# NGram

This is a code base for experimenting with various approaches to n-gram-based
text modeling.

## Compiling

First install [Stack](https://docs.haskellstack.org) somewhere on your `PATH`.  For example, for `~/.local/bin`:

```
wget https://get.haskellstack.org/stable/linux-x86_64.tar.gz -O -|tar xpfz - -C /tmp
cp /tmp/stack-*/stack ~/.local/bin
rm -rf /tmp/stack-*
```

Then, while in the directory of this README file, run:

```
stack build
```

The first time this runs will take a while, 10 or 15 minutes, as it builds an entire Haskell environment from scratch.  Subsequent compilations are very fast.

## Running

Generally, the commands expect data to be text files where each line has the format:

```
${id}<TAB>${label}<TAB>${text}
```

When a model is applied to data, the output will generally have a header
with the format:

```
ID<TAB>GOLD<TAB>${label_1_name}<TAB>${label_2_name}<TAB>...
```

and lines with the corresponding format:

```
${doc_id}<TAB>${gold_label_name}<TAB>${label_1_prob}<TAB>${label_2_prob}<TAB>...
```

where probabilities are represented as natural logarithms.
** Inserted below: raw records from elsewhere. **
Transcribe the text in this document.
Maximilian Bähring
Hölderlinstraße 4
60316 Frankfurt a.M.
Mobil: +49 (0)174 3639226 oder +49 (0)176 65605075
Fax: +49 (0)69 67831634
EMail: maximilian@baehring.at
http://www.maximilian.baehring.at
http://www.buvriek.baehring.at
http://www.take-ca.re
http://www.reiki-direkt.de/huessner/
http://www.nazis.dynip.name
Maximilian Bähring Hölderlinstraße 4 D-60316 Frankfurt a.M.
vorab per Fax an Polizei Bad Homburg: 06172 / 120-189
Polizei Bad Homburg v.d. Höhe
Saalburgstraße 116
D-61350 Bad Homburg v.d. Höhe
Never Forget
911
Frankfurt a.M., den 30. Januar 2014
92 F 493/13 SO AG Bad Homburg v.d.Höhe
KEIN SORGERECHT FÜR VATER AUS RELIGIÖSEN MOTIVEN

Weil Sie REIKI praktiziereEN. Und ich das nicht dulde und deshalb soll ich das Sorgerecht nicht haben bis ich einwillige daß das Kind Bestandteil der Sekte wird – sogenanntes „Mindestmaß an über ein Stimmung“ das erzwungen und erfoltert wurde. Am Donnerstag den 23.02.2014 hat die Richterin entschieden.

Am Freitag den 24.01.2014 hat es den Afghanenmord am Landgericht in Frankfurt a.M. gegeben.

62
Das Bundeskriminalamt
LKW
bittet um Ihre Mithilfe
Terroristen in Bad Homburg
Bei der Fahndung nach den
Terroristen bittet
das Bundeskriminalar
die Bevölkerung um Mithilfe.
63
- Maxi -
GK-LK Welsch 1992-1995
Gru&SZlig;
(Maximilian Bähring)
The remainder of this document describes the implemented models, most of which
have a corresponding command that *stack* will have installed.  The library aims
to be parametric over the sequence types, and most commands allow users to 
specify whether to consider bytes, unicode characters, or whitespace-delimited 
tokens.

## Prediction by Partial Matching

PPM is essentially an n-gram model with a particular backoff logic that can't 
quite be reduced to more widespread approaches to smoothing, but empirically 
tends to outperform them on short documents.  To create a PPM model, run:

```bash
sh> stack exec -- ngramClassifier train --train train.txt --dev dev.txt --n 4 --modelFile model.gz
Dev accuracy: 0.8566666666666667
```

The model can then be applied to new data:

```bash
sh> stack exec -- ngramClassifier apply --test test.txt --modelFile model.gz --n 4 --scoresFile scores.txt
```

The value of `--n` can also be less than the model size, which will run a bit 
faster, and (perhaps) less tuned to the original training data.